For its fiscal second quarter
ended March 31, the private equity-backed chain reported a net loss of $6 million, compared with net earnings of $1.2 million during the prior-year period.
However, net revenue increased to $648.1 million, a 7.7% increase over the $601.8 million it booked in the second quarter of fiscal 2013.
John Doyle, Iasis chief financial officer, said sequestration was a $3 million drag on earnings, and the company also booked $4.9 million in costs associated with selling its three Florida hospitals
in October. Other factors affecting its financials included a decline in Health Information Technology for Economic and Clinical Health Act income and a one-time special bonus paid to its leadership team.
Nevertheless, the company is pleased with the way healthcare reform has begun, he said.
“The biggest impact was in Arizona; that's where we saw a nice shift,” Doyle told Modern Healthcare. “The indicators are pretty clear to us that the enrollment trends are positive and we're going to have a nice benefit from it.”
Admissions decreased 3.6%, or 0.2% when adjusted for outpatient activity, with a moderate impact from a milder flu season and inclement weather, particularly in Texas. The company did see a 2.6% increase in revenue per adjusted admission, as it benefited from an improved payer mix and fewer self-pay patients.
About 700 Iasis patients gained Medicaid coverage
while 100 enrolled in an exchange product.
Self-pay patients represented 6.8% of total admissions in the second quarter, compared with 7.8% during the prior-year period and 8.3% in the system's first fiscal quarter.
In Iasis' two largest Medicaid expansion states, Arizona and Nevada, Medicaid admissions increased 10%, with a 40.8% decline in the system's uninsured volumes in those states. In comparison, Medicaid admissions increased just 0.9% in non-expansion states, and uninsured volumes declined 9.7%.
As a result, Iasis' uncompensated care margin decreased to 21.5% from 23.8% in the second quarter of fiscal 2013, and 24.6% in the first fiscal quarter.
Membership in the system's Health Choice managed-care organization increased to more than 207,000, an 11.3% increase year-over-year.
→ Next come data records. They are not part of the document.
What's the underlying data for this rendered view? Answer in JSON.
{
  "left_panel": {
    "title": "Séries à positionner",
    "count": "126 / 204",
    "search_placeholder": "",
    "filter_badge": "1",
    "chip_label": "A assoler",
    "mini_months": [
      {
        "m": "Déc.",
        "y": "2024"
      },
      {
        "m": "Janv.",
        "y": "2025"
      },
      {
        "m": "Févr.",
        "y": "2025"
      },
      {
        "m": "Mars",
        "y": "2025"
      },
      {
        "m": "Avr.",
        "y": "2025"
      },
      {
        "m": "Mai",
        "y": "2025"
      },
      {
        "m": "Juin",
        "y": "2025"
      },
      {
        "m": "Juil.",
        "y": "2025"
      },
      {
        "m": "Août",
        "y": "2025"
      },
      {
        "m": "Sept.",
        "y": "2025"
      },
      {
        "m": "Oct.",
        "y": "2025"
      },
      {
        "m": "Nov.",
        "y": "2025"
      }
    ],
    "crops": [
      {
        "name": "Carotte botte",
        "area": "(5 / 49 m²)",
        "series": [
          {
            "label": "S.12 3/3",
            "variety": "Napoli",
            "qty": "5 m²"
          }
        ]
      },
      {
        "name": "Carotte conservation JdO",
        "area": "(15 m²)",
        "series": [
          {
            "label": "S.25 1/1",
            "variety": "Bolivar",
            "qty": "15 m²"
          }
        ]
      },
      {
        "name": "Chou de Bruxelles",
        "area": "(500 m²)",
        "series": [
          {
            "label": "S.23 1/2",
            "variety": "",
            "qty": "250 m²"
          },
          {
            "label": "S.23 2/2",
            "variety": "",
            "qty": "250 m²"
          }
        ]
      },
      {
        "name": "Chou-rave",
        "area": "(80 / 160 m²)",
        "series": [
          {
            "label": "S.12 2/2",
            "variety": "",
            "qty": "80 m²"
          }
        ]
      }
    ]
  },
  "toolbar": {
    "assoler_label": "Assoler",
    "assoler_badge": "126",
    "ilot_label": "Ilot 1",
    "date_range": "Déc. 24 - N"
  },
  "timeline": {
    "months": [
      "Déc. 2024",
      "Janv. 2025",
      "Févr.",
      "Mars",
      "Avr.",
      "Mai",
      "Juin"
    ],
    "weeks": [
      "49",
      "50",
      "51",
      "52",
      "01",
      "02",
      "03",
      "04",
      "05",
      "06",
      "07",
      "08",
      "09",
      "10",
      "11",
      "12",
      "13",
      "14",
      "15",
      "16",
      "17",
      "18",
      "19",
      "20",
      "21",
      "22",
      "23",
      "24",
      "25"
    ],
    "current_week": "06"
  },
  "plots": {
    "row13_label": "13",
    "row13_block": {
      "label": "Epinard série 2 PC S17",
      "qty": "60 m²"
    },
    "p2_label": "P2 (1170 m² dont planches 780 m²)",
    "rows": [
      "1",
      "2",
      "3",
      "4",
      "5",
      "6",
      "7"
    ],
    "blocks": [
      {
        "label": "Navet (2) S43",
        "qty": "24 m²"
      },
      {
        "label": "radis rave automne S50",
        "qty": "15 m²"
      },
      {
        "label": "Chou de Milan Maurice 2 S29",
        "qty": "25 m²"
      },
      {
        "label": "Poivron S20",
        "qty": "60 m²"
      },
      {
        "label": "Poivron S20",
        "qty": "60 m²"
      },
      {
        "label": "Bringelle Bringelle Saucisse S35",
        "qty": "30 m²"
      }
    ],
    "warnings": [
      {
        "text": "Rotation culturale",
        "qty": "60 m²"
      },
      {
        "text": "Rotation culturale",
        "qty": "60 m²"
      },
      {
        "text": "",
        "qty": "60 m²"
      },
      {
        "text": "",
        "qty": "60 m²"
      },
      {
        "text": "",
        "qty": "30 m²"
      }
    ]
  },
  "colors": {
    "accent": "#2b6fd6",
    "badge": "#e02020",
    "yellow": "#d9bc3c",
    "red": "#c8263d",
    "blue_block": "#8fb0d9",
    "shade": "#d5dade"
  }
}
The health plan operates in Arizona and Utah with near-term plans to expand into a third state where Iasis does not yet have a presence, said Iasis President and CEO Carl Whitmer on an earnings call.
Health Choice is helping Iasis transform into an integrated healthcare-delivery company, Whitmer said. While most of its growth came from Medicare and Medicaid managed-care contracts, the plan added 500 lives through the Arizona insurance exchange. Iasis also is building collaborations between insurers and physicians to experiment with new payment and delivery models.
Since exiting Florida, Iasis is looking for hospital acquisitions in new and existing markets. “We're at the table at a good number of these and the discussions are exciting,” Whitmer said.
While Iasis will weigh a number of demographic factors when deciding to enter a new market, Medicaid expansion could make a particular state more attractive, Doyle said.